While there was a significant amount of hype dedicated to a grid start in the men’s event, that was never really going to work if anyone had bothered to think about it for more than three minutes, La Course, by comparison, was severely undercooked. Treated like an aside, it was an opportunity missed. Please try again and do better. The women’s peloton is flourishing, the only people who have missed that memo, are the ASO.
It’s already been reported that viewing figures for this year’s Tour de France are down and yes, the FIFA World Cup and the hangover that comes with it undoubtedly a factor.
But consider too, the impact of the prolonged investigation into Froome and the credibility of his 2017 Vuelta win. For the casual follower of cycling who usually tunes in over July, it’s just more of the same – controversy surrounding the sport’s grimy underbelly. For a lot of people, it doesn’t matter that at the very least, cycling does try and clean up its backyard. It’s lousy headline after lousy headline. For many, it probably also won’t matter that Froome was cleared. The damage was done. I’m reminded of a saying every time these stories crop up, ‘cycling’s a bit like sausages… don’t ask how it’s made.’

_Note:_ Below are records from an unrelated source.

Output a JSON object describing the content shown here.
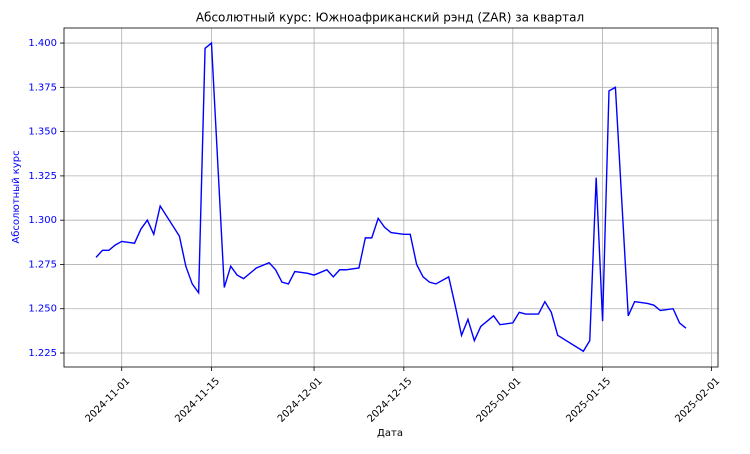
{
  "chart_data": {
    "type": "line",
    "title": "Абсолютный курс: Южноафриканский рэнд (ZAR) за квартал",
    "xlabel": "Дата",
    "ylabel": "Абсолютный курс",
    "axis_color": "#0000ff",
    "grid": true,
    "x": [
      "2024-10-28",
      "2024-10-29",
      "2024-10-30",
      "2024-10-31",
      "2024-11-01",
      "2024-11-03",
      "2024-11-04",
      "2024-11-05",
      "2024-11-06",
      "2024-11-07",
      "2024-11-10",
      "2024-11-11",
      "2024-11-12",
      "2024-11-13",
      "2024-11-14",
      "2024-11-15",
      "2024-11-17",
      "2024-11-18",
      "2024-11-19",
      "2024-11-20",
      "2024-11-22",
      "2024-11-24",
      "2024-11-25",
      "2024-11-26",
      "2024-11-27",
      "2024-11-28",
      "2024-11-30",
      "2024-12-01",
      "2024-12-03",
      "2024-12-04",
      "2024-12-05",
      "2024-12-06",
      "2024-12-08",
      "2024-12-09",
      "2024-12-10",
      "2024-12-11",
      "2024-12-12",
      "2024-12-13",
      "2024-12-15",
      "2024-12-16",
      "2024-12-17",
      "2024-12-18",
      "2024-12-19",
      "2024-12-20",
      "2024-12-22",
      "2024-12-23",
      "2024-12-24",
      "2024-12-25",
      "2024-12-26",
      "2024-12-27",
      "2024-12-29",
      "2024-12-30",
      "2025-01-01",
      "2025-01-02",
      "2025-01-03",
      "2025-01-05",
      "2025-01-06",
      "2025-01-07",
      "2025-01-08",
      "2025-01-12",
      "2025-01-13",
      "2025-01-14",
      "2025-01-15",
      "2025-01-16",
      "2025-01-17",
      "2025-01-19",
      "2025-01-20",
      "2025-01-22",
      "2025-01-23",
      "2025-01-24",
      "2025-01-26",
      "2025-01-27",
      "2025-01-28"
    ],
    "series": [
      {
        "name": "ZAR",
        "color": "#0000ff",
        "values": [
          1.279,
          1.283,
          1.283,
          1.286,
          1.288,
          1.287,
          1.295,
          1.3,
          1.292,
          1.308,
          1.291,
          1.274,
          1.264,
          1.259,
          1.397,
          1.4,
          1.262,
          1.274,
          1.269,
          1.267,
          1.273,
          1.276,
          1.272,
          1.265,
          1.264,
          1.271,
          1.27,
          1.269,
          1.272,
          1.268,
          1.272,
          1.272,
          1.273,
          1.29,
          1.29,
          1.301,
          1.296,
          1.293,
          1.292,
          1.292,
          1.275,
          1.268,
          1.265,
          1.264,
          1.268,
          1.252,
          1.235,
          1.244,
          1.232,
          1.24,
          1.246,
          1.241,
          1.242,
          1.248,
          1.247,
          1.247,
          1.254,
          1.248,
          1.235,
          1.226,
          1.232,
          1.324,
          1.243,
          1.373,
          1.375,
          1.246,
          1.254,
          1.253,
          1.252,
          1.249,
          1.25,
          1.242,
          1.239
        ]
      }
    ],
    "xlim": [
      "2024-10-23",
      "2025-02-02"
    ],
    "xticks": [
      "2024-11-01",
      "2024-11-15",
      "2024-12-01",
      "2024-12-15",
      "2025-01-01",
      "2025-01-15",
      "2025-02-01"
    ],
    "ylim": [
      1.2171,
      1.4085
    ],
    "yticks": [
      1.225,
      {
        "value": 1.25,
        "label": "1.250"
      },
      1.275,
      {
        "value": 1.3,
        "label": "1.300"
      },
      1.325,
      {
        "value": 1.35,
        "label": "1.350"
      },
      1.375,
      {
        "value": 1.4,
        "label": "1.400"
      }
    ]
  }
}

History has brought us to this point. That one team has now won six of the last seven Tours de France probably doesn’t help. Uncomfortably, in the back of many a mind is the fact that one Lance Armstrong led the previous team to enjoy that kind of dominance. Watching another stage where the Skybots are deployed to block the peloton’s path the freedom is becoming exasperating and downright tedious. It’s unlikely to change anytime soon – unless a bunch of other teams find the budget to lure Sky’s firepower away. A salary cap cannot exist given the current structure of the WorldTour; so, another solution is needed to find some sort of equilibrium. In the meantime, the procession that has come at us makes for uninspired viewing.
Frankly, it all feels like too much of a mess. From the various vantage points that I’ve been privileged enough to have over nearly 20 years covering the sport, I’ve become hardened into a position of distrust that goes beyond my default judiciousness as a journalist. Cycling has a problem with credibility, and it’s a shame because it’s the riders and the fans that are punished. Not for a second do I think that it’s fair that Geraint Thomas should be judged over whether he has risen to the status of a grand tour winner fair and square. At the same time, I don’t think it’s right that Chris Froome was subjected to abuse that he was over the last three weeks.
Now, more than ever, cycling is at a tipping point. In this era of fake news, we’re being asked to accept results and outcomes, but there’s little substance. The powers that be – the UCI, team bosses, the ASO and WADA – need to deliver more than the lip service they’ve been sprouting in recent years.